Did anyone else originally think that the Avengers cover was about protecting Wasp from Goliath?
Charlie did. It appeared that the others had rally around her, to protect her from Goliath / Yellow Jacket / Giant Man / Ant Man / whatever was floating through his head.
Wait... Is this Goliath actually Hawkeye?
Charlie needs to get his testosterone count checked. He feels foggy headed and is not as sharp as usual.
I always thought fluffernutter had something to do with German porno movies. Ya learn somethin' new every day!
M.P.
MP - you must have been hit by the Mandarin's left pinky ring which is the "mento intensifier" and become confused.
Fluffernutter is spread on bread and generally eaten with peanut butter.
That and some Hawaii Punch chased by a Moon Pie for Lunch... would launch kids into orbit faster than an upper cut from the Hulk!
Just put straight peanut butter on your bread like a normal person, Charlie.
M.P.
I can confidently say I have never heard of Fluffernutter. By the sound of it, I'm glad I've never encountered it.
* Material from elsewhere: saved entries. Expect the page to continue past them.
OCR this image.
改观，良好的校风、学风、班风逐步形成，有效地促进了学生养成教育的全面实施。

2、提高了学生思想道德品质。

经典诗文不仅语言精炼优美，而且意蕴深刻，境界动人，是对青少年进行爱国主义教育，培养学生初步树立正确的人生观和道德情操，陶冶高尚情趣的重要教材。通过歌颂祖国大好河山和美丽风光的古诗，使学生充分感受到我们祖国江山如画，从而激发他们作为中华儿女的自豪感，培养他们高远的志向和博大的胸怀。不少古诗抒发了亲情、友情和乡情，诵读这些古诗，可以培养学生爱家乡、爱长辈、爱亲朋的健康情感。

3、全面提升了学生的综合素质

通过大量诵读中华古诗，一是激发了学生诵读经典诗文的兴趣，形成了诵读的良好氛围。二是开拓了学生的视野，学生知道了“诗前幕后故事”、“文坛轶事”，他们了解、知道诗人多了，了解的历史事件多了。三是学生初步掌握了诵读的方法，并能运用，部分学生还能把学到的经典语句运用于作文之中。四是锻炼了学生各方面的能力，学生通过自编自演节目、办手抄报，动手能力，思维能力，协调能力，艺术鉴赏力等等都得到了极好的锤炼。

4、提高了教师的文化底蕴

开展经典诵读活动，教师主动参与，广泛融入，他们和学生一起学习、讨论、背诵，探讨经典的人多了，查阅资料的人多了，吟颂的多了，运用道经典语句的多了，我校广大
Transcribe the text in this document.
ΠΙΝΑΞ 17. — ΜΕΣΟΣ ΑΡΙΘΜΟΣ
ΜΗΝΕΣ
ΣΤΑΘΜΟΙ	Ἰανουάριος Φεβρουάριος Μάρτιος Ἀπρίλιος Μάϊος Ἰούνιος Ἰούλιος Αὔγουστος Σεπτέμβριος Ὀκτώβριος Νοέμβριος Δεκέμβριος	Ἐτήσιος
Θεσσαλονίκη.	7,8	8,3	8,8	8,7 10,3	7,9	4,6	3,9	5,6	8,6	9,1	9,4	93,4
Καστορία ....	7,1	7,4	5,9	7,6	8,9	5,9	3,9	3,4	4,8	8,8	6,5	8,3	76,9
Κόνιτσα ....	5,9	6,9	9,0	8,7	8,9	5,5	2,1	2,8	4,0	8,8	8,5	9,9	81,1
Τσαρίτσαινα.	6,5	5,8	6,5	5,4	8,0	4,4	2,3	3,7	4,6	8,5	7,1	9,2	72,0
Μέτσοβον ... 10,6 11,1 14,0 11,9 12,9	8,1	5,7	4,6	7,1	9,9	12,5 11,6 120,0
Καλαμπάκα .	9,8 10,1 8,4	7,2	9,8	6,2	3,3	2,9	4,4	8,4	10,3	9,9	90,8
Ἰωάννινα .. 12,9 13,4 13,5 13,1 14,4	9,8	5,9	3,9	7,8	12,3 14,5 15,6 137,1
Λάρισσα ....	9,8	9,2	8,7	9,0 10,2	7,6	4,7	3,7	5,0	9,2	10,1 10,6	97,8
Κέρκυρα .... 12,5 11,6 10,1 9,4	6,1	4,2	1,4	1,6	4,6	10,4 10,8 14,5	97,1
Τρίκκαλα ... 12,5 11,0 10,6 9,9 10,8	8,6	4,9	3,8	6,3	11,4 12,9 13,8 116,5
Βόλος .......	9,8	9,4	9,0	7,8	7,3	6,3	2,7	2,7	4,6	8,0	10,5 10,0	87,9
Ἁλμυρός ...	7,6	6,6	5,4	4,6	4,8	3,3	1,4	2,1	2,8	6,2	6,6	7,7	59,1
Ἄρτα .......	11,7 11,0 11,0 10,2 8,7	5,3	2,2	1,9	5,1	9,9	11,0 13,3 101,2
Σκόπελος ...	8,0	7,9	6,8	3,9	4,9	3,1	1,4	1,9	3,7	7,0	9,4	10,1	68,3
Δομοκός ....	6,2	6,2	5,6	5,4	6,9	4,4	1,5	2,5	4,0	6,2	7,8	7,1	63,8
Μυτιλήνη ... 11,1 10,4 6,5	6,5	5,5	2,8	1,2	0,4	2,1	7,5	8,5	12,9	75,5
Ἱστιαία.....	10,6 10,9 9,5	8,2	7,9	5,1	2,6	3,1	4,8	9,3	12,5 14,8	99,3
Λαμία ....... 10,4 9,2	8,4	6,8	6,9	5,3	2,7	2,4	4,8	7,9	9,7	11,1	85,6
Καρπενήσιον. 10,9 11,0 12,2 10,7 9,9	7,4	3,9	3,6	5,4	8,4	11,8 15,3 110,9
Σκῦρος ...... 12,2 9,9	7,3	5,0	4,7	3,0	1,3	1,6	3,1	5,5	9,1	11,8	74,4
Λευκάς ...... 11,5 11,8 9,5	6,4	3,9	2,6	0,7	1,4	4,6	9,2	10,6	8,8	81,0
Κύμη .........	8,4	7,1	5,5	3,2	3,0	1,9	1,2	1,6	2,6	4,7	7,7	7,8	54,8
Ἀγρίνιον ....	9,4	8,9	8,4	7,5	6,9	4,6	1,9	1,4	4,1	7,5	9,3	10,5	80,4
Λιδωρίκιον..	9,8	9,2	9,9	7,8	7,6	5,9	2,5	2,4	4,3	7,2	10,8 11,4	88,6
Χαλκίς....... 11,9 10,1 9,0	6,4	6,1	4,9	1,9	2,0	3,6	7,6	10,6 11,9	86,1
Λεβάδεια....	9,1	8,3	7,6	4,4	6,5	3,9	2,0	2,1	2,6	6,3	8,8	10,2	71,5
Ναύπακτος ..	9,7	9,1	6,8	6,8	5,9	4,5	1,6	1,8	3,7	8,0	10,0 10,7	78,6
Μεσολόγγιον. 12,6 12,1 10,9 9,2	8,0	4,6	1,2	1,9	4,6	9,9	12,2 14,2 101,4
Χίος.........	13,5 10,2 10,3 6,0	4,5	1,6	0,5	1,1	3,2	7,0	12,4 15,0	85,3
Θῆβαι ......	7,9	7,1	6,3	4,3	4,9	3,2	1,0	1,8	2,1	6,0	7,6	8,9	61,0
Charlie, I can say that tonight's post will feature the Micronauts #7, Warriors of the Shadow Realm #2, Marvel Preview #19, Tarzan #26, What If #15, Spidey Super Stories #41, Godzilla #24 and Marvel Spotlight (1979) #1.
I'm not sure if it's a good idea to give advance warning of these things. People might feel it takes the surprise out of things.
However, if everyone says it's what they want, I'll do it and, if they say it's not what they want, I won't do it.
I agree. That Avengers cover does make it look like Goliath is the villain of the piece.
And it is indeed Clint Barton, not Hank Pym.
Can't say I feel in any need of advance info about future posts Steve, and suspect no good will come of it. Before you realize it, I bet Charlie will be expecting YOU to know what you're going on about.